Die ersten 250 (von 750) Seiten, immerhin ein Drittel des Romans, sind ein zäher und manchmal etwas zu belehrender Einstieg in den Roman, der die notwendigen Grundlagen und Prämissen für den weiteren Handlungsverlauf legt. Diese Einleitung ist viel zu langatmig, Markus Karriere wirkt klischeehaft; dass Komplimente bereits als sexuelle Belästigung angesehen werden können und dass Gott und die Bibel eine große Rolle im Land der unbegrenzten Möglichkeiten spielen, dürfte jedermann sattsam bekannt sein. Die Welt des „Big Business“ mit milliardenschweren Investoren und ihren Schlichen, die der zuvor beim Versuch, sich in der Softwarelokalisierung hochzuarbeiten, gescheiterte Markus schließlich zusammen mit dem charismatischen Karl Block überzeugen muss, konnte mich ebenfalls nicht begeistern. Das Bild der saudischen Königsfamilie und ihres Landes, welches abwechselnd aus der Sicht eines Angehörigen der Familie und der des CIA-Agenten Taggard gezeigt wird, ist sehr westlich und, wenn auch überzeugend, deshalb voreingenommen und oberflächlich, insbesondere wenn Eschbach Abu Jabr sehr westliches Gedankengut und die entsprechenden Worte in den Mund legt. Als Taggards Motivation, in Arabien zu arbeiten, mit den Terroranschlägen des 11. Septembers in Zusammenhang gebracht wurde – seine Tochter überlebte eine Herztransplantation nicht, da ein Startverbot herrschte -, verzweifelte ich an diesem Roman.

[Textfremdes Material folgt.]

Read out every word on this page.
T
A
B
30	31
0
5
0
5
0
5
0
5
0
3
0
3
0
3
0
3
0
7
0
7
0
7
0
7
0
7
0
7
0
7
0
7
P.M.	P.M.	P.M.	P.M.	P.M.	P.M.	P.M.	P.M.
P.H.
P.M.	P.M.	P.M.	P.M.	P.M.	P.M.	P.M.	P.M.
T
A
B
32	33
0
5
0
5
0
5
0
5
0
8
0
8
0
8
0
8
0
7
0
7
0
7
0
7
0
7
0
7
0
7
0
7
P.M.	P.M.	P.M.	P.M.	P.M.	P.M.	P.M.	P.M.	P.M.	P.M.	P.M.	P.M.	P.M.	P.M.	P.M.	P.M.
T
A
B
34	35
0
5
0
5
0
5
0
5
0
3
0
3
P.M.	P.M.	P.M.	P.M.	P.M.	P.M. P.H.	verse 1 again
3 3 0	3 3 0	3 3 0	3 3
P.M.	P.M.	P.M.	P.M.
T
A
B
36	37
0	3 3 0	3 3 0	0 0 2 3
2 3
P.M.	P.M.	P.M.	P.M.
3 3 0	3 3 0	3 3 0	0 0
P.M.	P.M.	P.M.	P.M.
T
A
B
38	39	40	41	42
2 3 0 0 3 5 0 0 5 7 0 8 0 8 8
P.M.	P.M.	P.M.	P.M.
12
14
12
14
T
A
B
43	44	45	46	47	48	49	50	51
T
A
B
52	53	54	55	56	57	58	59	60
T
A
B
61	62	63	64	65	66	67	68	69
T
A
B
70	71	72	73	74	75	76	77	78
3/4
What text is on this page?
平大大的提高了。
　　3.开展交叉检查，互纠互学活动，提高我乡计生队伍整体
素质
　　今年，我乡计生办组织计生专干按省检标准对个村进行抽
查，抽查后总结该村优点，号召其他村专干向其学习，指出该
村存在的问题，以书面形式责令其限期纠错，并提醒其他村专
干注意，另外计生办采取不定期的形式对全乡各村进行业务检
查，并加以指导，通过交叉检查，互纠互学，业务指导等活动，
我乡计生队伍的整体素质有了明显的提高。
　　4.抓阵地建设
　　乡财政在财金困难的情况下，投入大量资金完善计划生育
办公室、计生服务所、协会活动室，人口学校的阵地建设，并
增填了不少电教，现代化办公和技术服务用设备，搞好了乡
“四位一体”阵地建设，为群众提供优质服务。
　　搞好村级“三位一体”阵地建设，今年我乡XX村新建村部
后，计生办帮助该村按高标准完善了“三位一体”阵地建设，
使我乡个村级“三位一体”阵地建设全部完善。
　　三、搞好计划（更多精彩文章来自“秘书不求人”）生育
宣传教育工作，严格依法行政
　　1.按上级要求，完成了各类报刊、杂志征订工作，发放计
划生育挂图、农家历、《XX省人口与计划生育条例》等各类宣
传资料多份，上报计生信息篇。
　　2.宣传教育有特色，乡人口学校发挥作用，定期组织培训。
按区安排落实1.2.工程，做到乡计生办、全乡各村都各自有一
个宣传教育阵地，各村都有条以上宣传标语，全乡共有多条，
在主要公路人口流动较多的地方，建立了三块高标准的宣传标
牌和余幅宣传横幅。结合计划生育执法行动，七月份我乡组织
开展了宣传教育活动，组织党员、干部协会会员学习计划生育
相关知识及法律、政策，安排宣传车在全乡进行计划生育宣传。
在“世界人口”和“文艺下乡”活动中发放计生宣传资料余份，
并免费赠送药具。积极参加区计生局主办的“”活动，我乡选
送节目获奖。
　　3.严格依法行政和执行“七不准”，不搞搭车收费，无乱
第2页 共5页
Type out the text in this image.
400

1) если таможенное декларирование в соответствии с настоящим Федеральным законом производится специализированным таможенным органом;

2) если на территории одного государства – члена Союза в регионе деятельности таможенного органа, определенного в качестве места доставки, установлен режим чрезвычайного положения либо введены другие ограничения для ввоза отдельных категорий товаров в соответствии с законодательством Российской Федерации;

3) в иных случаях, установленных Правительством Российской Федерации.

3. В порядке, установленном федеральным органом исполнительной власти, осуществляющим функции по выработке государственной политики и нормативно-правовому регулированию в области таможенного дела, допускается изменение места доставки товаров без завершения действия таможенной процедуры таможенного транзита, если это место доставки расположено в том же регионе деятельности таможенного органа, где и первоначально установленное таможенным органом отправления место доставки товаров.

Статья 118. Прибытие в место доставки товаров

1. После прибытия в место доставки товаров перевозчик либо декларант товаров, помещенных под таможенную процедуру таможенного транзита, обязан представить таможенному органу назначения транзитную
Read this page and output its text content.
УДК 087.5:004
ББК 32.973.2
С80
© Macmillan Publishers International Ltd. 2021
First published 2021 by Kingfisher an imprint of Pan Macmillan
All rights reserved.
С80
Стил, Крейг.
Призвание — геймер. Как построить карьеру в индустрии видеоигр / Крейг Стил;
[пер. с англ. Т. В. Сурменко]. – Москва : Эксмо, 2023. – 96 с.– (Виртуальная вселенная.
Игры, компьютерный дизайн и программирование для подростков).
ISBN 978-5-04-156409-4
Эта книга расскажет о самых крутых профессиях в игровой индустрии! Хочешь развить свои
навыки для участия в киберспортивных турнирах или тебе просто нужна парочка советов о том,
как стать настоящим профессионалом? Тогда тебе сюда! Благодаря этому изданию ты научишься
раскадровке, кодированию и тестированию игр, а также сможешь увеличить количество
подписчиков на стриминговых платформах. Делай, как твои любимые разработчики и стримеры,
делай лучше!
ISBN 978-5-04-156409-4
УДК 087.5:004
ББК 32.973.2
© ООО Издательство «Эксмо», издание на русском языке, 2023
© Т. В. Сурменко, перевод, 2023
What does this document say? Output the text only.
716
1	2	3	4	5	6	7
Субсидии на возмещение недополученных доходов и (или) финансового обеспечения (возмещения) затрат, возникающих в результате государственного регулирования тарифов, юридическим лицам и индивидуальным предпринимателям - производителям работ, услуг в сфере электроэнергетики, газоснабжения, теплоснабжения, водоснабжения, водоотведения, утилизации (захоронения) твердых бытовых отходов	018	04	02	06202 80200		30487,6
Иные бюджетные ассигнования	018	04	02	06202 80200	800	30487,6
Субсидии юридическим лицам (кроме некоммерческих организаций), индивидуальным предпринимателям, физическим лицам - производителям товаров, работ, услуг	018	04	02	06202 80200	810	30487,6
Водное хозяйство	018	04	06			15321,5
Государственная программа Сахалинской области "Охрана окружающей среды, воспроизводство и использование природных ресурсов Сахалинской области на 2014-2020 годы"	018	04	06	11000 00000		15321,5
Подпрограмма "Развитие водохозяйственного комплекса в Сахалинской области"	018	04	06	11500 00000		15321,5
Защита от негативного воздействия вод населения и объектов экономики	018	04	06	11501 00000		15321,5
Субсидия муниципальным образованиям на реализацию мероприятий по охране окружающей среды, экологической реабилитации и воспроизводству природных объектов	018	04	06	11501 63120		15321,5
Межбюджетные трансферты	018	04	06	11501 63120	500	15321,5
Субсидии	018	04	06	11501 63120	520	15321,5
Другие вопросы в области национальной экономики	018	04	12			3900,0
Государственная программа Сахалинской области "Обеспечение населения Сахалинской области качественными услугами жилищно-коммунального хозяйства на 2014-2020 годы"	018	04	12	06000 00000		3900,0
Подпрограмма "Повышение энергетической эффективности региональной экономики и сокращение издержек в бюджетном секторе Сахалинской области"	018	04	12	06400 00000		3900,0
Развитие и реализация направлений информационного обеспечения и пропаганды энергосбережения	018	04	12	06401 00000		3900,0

Diese schwache und viel zu lange Einleitung mit verwirrenden und zuerst zusammenhanglosen Rückblicken muss man erdulden, bis es zur Explosion im Hafen von Ras Tanura kommt. Mit dem Anfang vom Ende des Ölzeitalters wird der Roman richtig interessant, und die vorhergehende schwache Handlung klarer. Mit dem vom „unstudierten“ Selfmade-Man Block beiläufig und mundgerecht vermittelten Wissen über Ölfelder, Ölförderung, Geschichte und politische Zusammenhänge wird klar, warum das Versiegen eines Feldes, das immerhin „nur“ sechs Prozent der Weltförderung liefert, eine derartig katastrophale Wirkung haben kann. Diese „Peak Oil“-Theorie basiert auf dem Buch „Twilight in the Desert: The Coming Saudi Oil Shock and the World Economy“ von Matthew R. Simmons, der übrigens Berater von George Bush in Energiefragen war, und wird vortrefflich erläutert.

Den Wandel der Welt darzustellen, die Verzweiflung und wie eine Welt ohne Öl aussehen könnte, das ist Andreas Eschbach meisterlich gelungen. Hier zeigt das Buch seine Stärken. Jeder hat sich wohl schon Gedanken darüber gemacht, wie die Welt aussieht, wenn das Erdöl knapp wird. Dass es knapp wird und dass alternative Energiequellen noch und wohl auf lange Zeit keinen Ersatz darstellen können – weder Wasserstoffzellen noch Kernkraft sind für Autos und Baumaschinen wirklich geeignet -, steht außer Frage. Doch dermaßen akribisch und akkurat recherchiert haben wohl nur wenige. Aus diesen blanken Zahlen und Fakten wirtschaftliche Rückschlüsse zu ziehen und sie in den Alltag in den USA, Deutschlands oder Arabiens, ja der ganzen Welt zu projizieren, das ist es, was diesen Roman auszeichnet.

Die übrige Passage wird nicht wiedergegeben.